Since I entered the Compound, I’ve only left twice, and both times, I wished I hadn’t bothered. Some Brothers, like Jacob, still maintain a strong external presence, but I don’t feel the need. My work was never about fame. The joy is in the work, not the accolades.

I have everything I need here, except for Juliet.

“Bingo!” It’s Eve, smiling with her hand raised. Gabriel kisses her, and they stand to collect her prize. I watch them, hand in hand, and deep longing paralyzes me.

I promised myself I wouldn’t look until I got home. But I can’t resist any longer.

Like a drug addict trying to quit, I restrict my own access to Juliet.

If I let myself have free rein, I’d do nothing but stare at my phone, waiting for updates.

I try to allow myself one hour a day to immerse myself in her, but sometimes I need an extra little hit.

I slip my hand to my pocket and draw out my phone.

Five minutes. That’s all.

The explosion of messages that greets me blows that idea out of the water. I stand, walk out into the quiet street, and work through the jumble. She got fired? What the hell? The new boss at Brightscape is an asshole, but I didn’t think he was a fool.

I scroll through frantic exchanges with her friends, who all try to cheer her up by promising alcohol-fueled nights or proposing revenge ideas against her ex-boss. Then one name catches my eye.

Alex.

A hard, bitter lump drops into my stomach.

It’s been three months since I progressed from occasionally hacking into Juliet’s devices to having them all cloned and easily accessible.

In that time, her online dating conversations have given me the most information, nauseating as it’s been to read her flirting with other men.

I’ve taken careful note of the things that keep her interested and the things that cause her to ghost. She usually only chats with one person at a time, and so far, they’ve all fizzled before getting to the stage of an actual meetup. This guy, though? I don’t like him.

He’s rougher, speaks down to her, and is more demanding than the others. And the worst about it is she seems to love it. I read through the newest messages and smack my hand into the quaint brick wall of the bar. No safe word? Going straight to his house without meeting in a public place?

What the hell is wrong with Juliet? It’s like she wants to end up on a true crime podcast.
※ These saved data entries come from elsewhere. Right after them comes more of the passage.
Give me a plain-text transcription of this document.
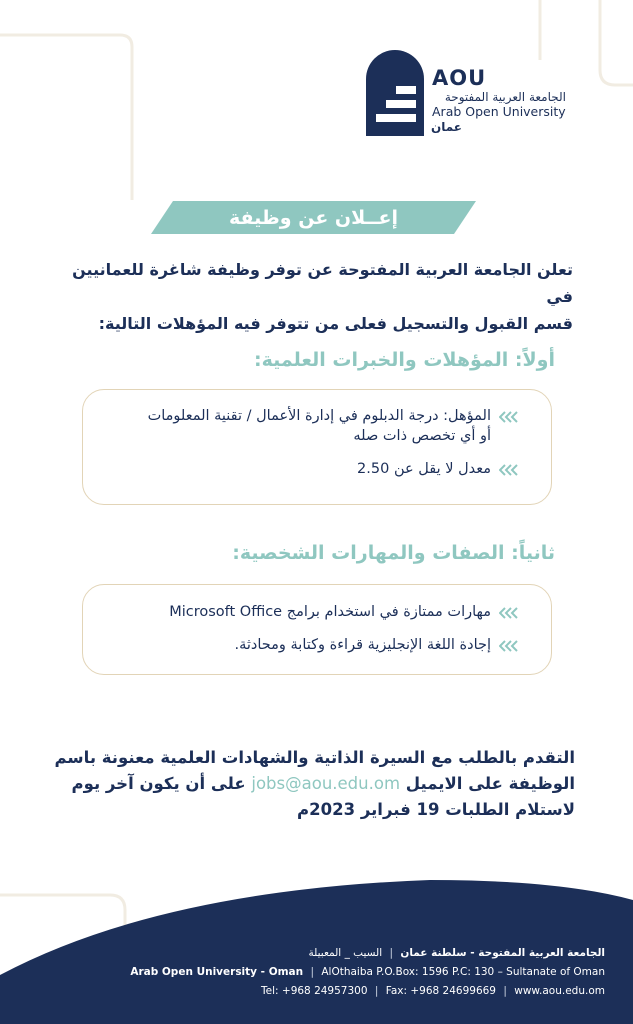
AOU
الجامعة العربية المفتوحة
Arab Open University
عمان
إعــلان عن وظيفة
تعلن الجامعة العربية المفتوحة عن توفر وظيفة شاغرة للعمانيين في
قسم القبول والتسجيل فعلى من تتوفر فيه المؤهلات التالية:
أولاً: المؤهلات والخبرات العلمية:
المؤهل: درجة الدبلوم في إدارة الأعمال / تقنية المعلومات
أو أي تخصص ذات صله
معدل لا يقل عن 2.50
ثانياً: الصفات والمهارات الشخصية:
مهارات ممتازة في استخدام برامج Microsoft Office
إجادة اللغة الإنجليزية قراءة وكتابة ومحادثة.
التقدم بالطلب مع السيرة الذاتية والشهادات العلمية معنونة باسم
الوظيفة على الايميل jobs@aou.edu.om على أن يكون آخر يوم
لاستلام الطلبات 19 فبراير 2023م
الجامعة العربية المفتوحة - سلطنة عمان | السيب _ المعبيلة
Arab Open University - Oman | AlOthaiba P.O.Box: 1596 P.C: 130 – Sultanate of Oman
Tel: +968 24957300 | Fax: +968 24699669 | www.aou.edu.om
I lower the phone and try to order my thoughts.

Juliet is anything but stupid. She always had a wild streak, but not more than any normal twenty-something.

A few times, I had to pick her up from parties drunk or from outside a bar because she lost her phone, but she never did anything I’d class as really dangerous.

This, though? It’s like she’s not herself. She’s ignoring all the glaring neon danger signs. And I know what I have to do.

She wants to be someone’s toy? She’ll be mine.

He’s not getting his filthy hands on her.

I hesitate for an instant, then race into the bar and grab Jacob’s shoulder. He reacts, spinning fast as a cat, knocking my hand away. I catch an instant of hard determination on his face before he sees me and lowers his hands slowly.

“Woah. Sorry, mate. Don’t sneak up on me like that.” His brows pull down. “You okay?”

“It has to be tomorrow.”

Jacob’s demeanor changes instantly, snapping into something businesslike and commanding. He gets to his feet. “What does? Tell me what’s happened.”

I take a deep breath. “My Ward. Things have changed. I need it to happen tomorrow.”

Jacob nods, then leans down to Quinn. “Tell Grandad some business came up.”

He straightens. “Let’s go and see Kendrick.”